Die beiden Fälle gingen auf Klagen von Familienangehörigen von Opfern zurück, die bei Angriffen des IS ums Leben kamen. Sie behaupteten, Google und Twitter hätten die Terrorgruppe unterstützt, die die Plattformen der Unternehmen zur Verbreitung ihrer Inhalte nutzte.

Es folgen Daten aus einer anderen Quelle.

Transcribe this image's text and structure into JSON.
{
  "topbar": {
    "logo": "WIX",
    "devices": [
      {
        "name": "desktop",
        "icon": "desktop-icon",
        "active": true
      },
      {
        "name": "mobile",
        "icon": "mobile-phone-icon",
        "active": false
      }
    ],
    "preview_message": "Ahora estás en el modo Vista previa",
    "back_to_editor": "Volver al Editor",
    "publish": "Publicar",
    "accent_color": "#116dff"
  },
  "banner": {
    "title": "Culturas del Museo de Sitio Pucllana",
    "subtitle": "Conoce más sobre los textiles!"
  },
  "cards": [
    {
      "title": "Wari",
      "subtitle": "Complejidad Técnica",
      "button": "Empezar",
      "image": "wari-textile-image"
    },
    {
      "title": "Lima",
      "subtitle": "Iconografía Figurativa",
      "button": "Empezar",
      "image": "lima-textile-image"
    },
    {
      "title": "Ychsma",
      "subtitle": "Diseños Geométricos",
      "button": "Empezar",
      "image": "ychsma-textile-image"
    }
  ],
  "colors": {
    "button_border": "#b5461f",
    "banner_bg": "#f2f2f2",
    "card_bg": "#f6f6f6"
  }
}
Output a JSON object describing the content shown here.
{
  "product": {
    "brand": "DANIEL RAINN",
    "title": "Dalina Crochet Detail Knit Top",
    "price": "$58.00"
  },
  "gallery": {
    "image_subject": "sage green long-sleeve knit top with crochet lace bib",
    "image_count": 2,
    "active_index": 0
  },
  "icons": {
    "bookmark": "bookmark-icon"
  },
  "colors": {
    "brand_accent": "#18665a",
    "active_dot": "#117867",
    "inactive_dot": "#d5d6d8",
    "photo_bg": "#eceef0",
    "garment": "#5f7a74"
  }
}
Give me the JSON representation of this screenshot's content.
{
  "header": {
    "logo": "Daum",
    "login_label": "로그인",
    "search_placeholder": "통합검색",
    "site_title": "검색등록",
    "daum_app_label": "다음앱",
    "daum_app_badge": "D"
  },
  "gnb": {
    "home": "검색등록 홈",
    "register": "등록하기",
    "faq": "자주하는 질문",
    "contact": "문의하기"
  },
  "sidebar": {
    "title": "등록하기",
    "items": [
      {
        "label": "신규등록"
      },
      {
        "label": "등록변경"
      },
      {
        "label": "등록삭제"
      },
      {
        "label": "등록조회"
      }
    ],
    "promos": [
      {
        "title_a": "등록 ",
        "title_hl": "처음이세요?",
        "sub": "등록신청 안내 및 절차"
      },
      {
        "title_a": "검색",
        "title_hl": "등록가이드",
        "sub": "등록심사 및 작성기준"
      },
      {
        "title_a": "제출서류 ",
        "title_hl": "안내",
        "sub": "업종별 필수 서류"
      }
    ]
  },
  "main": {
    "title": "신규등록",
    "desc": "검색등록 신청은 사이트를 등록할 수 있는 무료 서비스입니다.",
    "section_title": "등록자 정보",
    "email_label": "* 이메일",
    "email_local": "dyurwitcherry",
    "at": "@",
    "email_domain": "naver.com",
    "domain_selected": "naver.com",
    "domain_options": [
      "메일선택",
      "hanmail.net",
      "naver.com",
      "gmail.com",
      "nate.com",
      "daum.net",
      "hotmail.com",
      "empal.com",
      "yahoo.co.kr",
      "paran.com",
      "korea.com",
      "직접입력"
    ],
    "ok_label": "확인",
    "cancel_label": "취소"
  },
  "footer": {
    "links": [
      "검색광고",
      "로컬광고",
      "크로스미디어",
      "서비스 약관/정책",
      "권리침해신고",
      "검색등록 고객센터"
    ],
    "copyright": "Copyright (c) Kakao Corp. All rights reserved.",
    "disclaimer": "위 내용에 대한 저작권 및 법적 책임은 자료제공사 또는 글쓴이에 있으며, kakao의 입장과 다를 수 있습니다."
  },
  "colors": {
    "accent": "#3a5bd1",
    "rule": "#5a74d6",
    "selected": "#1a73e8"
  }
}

Das Gericht entschied jedoch, dass die Kläger es versäumt hatten, den Schuldigen der Unternehmen nachzuweisen. „Die bloße Schaffung ihrer Medienplattformen durch die Angeklagten ist nicht strafbarer als die Schaffung von E-Mails, Mobiltelefonen oder des Internets im Allgemeinen“, schrieben sie in der Entscheidung im Twitter-Fall, die zusammen mit der im damit verbundenen Google-Fall veröffentlicht wurde.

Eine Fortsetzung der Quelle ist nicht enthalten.